Applications: Voice-First Products Come of Age
With robust infrastructure and lifelike models in place, a surge of voice-first applications is finally coming to market. These early products illustrate that voice AI is working in the real world, not just in research demos. A prime area of traction is enterprise "AI agents" that handle high-volume, repetitive calls. In customer service and sales, for instance, voice AI is already delivering clear ROI. Numeo AI’s voice agent in logistics is even outperforming human employees, negotiating freight deals faster and more effectively by leveraging instant data access and no emotional bias. When you can replace a $40k/year call center rep with an AI system that costs ~$4k/year and never sleeps, the value proposition writes itself. It’s no surprise we’re seeing rapid adoption in call centers and contact-intensive industries where voice AI delivers 10x better unit economics on day one.

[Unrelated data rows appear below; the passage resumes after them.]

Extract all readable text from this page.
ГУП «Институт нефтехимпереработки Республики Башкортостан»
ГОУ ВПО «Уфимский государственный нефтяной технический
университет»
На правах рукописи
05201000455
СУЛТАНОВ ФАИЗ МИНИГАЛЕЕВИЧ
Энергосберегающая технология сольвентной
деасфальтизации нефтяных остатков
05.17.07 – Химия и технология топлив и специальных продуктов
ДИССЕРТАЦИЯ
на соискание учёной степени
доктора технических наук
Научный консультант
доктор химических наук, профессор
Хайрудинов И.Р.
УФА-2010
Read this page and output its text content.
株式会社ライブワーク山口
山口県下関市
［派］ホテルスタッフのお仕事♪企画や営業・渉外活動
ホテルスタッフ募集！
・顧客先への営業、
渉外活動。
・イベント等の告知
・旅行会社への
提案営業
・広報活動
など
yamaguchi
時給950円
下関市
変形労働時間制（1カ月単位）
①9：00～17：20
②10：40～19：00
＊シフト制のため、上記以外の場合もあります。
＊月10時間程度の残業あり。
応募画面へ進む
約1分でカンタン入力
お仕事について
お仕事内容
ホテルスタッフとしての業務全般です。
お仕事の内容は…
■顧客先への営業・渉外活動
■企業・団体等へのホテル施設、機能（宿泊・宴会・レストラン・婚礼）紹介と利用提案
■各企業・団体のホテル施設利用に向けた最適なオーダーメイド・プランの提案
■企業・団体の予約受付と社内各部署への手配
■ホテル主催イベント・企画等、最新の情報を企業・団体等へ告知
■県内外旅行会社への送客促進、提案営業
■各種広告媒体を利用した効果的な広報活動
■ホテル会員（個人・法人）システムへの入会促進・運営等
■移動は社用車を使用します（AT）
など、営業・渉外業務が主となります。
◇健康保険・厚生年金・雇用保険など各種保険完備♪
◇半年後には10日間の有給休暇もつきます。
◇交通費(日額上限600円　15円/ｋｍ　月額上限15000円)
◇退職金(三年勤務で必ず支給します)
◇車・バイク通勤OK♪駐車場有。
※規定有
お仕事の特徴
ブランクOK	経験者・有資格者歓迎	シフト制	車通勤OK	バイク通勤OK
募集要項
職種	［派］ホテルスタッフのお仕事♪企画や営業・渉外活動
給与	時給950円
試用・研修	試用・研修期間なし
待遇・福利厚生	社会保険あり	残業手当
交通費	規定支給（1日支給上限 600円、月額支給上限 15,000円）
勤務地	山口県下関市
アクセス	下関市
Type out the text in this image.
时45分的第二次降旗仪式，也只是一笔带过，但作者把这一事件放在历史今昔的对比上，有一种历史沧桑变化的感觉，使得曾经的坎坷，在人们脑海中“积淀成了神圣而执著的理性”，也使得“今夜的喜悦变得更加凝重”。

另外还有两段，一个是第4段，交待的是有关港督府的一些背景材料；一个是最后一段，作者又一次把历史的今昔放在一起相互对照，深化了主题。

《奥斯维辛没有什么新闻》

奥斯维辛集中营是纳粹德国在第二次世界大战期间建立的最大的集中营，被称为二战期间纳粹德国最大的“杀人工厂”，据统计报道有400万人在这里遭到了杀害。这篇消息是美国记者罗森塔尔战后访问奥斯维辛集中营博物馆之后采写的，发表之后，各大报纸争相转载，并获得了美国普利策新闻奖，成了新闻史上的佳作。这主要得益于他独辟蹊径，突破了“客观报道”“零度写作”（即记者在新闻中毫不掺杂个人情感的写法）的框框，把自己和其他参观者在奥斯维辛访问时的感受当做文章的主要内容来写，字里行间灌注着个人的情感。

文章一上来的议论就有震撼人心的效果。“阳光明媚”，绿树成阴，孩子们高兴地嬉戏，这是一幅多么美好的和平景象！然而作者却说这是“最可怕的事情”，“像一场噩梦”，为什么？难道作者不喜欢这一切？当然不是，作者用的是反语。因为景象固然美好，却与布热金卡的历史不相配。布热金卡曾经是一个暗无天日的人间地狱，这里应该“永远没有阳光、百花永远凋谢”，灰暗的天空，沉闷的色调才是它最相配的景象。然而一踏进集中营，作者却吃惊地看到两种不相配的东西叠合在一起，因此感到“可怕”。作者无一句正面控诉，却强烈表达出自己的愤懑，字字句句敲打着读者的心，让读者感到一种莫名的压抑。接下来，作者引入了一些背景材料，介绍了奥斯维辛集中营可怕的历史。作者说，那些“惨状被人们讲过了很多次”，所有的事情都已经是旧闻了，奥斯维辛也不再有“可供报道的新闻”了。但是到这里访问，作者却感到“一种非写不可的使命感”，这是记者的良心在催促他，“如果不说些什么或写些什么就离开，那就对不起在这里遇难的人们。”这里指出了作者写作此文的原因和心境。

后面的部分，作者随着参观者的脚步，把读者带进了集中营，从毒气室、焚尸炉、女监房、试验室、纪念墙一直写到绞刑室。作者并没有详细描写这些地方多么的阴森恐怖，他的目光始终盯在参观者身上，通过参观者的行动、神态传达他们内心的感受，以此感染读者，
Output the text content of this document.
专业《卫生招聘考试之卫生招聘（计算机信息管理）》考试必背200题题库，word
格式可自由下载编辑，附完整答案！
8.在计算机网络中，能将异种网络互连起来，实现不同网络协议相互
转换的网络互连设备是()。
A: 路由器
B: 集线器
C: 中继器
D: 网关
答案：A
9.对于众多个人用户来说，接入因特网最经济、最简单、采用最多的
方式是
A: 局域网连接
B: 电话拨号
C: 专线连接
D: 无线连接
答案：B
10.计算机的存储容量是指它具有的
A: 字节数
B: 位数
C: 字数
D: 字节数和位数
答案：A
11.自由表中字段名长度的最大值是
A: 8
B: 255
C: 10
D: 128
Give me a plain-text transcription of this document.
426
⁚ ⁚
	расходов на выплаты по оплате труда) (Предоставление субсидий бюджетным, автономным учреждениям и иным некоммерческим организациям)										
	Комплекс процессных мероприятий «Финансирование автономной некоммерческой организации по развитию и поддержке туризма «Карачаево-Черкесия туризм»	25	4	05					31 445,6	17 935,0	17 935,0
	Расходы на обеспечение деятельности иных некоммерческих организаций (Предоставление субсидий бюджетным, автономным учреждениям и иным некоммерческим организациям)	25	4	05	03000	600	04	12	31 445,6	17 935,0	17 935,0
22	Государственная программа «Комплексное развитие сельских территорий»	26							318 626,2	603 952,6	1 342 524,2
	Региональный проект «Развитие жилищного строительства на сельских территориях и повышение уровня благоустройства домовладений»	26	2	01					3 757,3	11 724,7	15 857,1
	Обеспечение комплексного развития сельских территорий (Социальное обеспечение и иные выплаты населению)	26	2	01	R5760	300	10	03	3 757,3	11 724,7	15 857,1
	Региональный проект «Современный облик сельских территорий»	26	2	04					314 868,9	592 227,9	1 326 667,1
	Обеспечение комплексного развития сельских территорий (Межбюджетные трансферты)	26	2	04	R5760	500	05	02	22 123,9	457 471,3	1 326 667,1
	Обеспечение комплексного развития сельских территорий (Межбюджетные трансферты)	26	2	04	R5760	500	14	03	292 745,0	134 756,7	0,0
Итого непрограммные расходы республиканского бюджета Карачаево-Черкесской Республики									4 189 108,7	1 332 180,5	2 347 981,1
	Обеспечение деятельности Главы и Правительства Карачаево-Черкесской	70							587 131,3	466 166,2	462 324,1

Beyond these ROI-driven use cases, voice AI is unlocking entirely new product categories. Our portfolio company, Autograph, building a personal storytelling platform powered by generative AI, is one example. Autograph uses weekly voice recordings of a person to create a voice-cloned, conversational version of them, which is essentially an AI that captures your life stories and can speak to your family long after you’re gone. This kind of emotionally rich, voice-native experience simply wasn’t possible until now. It exemplifies how voice AI can create delight and intimacy, not just efficiency.
Similarly, we’re on the cusp of voice-guided education and therapy apps, immersive storytelling games with AI narration, and personal companions that converse with empathy. Early hits like Character.ai showed the demand for conversational agents that users form a connection with, even in text, adding authentic voice to the mix amplifies that effect. OpenAudio’s TTS platform, FishAudio, also offers voice cloning capabilities to enable users to generate natural-sounding speech in multiple languages. Its applications span content creation, customer support, education, and entertainment, providing tools for realistic voice synthesis and personalized audio experiences. Since launch, the company has grown revenue from zero to approximately $4 million, with current monthly revenue reaching the $5 million range. At the same time, monthly active users have surged from 50,000 in early January to around 400,000 today.
Looking Ahead
The voice AI stack has matured to a point where voice-first products can thrive. We’re witnessing the transition of voice AI from a long-held promise to a practical platform for solving problems and creating value. Real-time voice agents and assistants are moving from hype to habit.
For founders and investors, this convergence opens up a wide frontier of opportunities. Much like the smartphone revolution unlocked new startups, the voice AI revolution will give rise to companies that reimagine software with conversation at the center. Latency, quality, and cost have aligned in 2025, and voice is poised to become an essential modality across tech. The winners in this next era will be those who recognize that computers with a voice can unlock interactions (and markets) that screens never could. Now that voice AI is finally working, the race is on to build the defining applications of the voice-first future.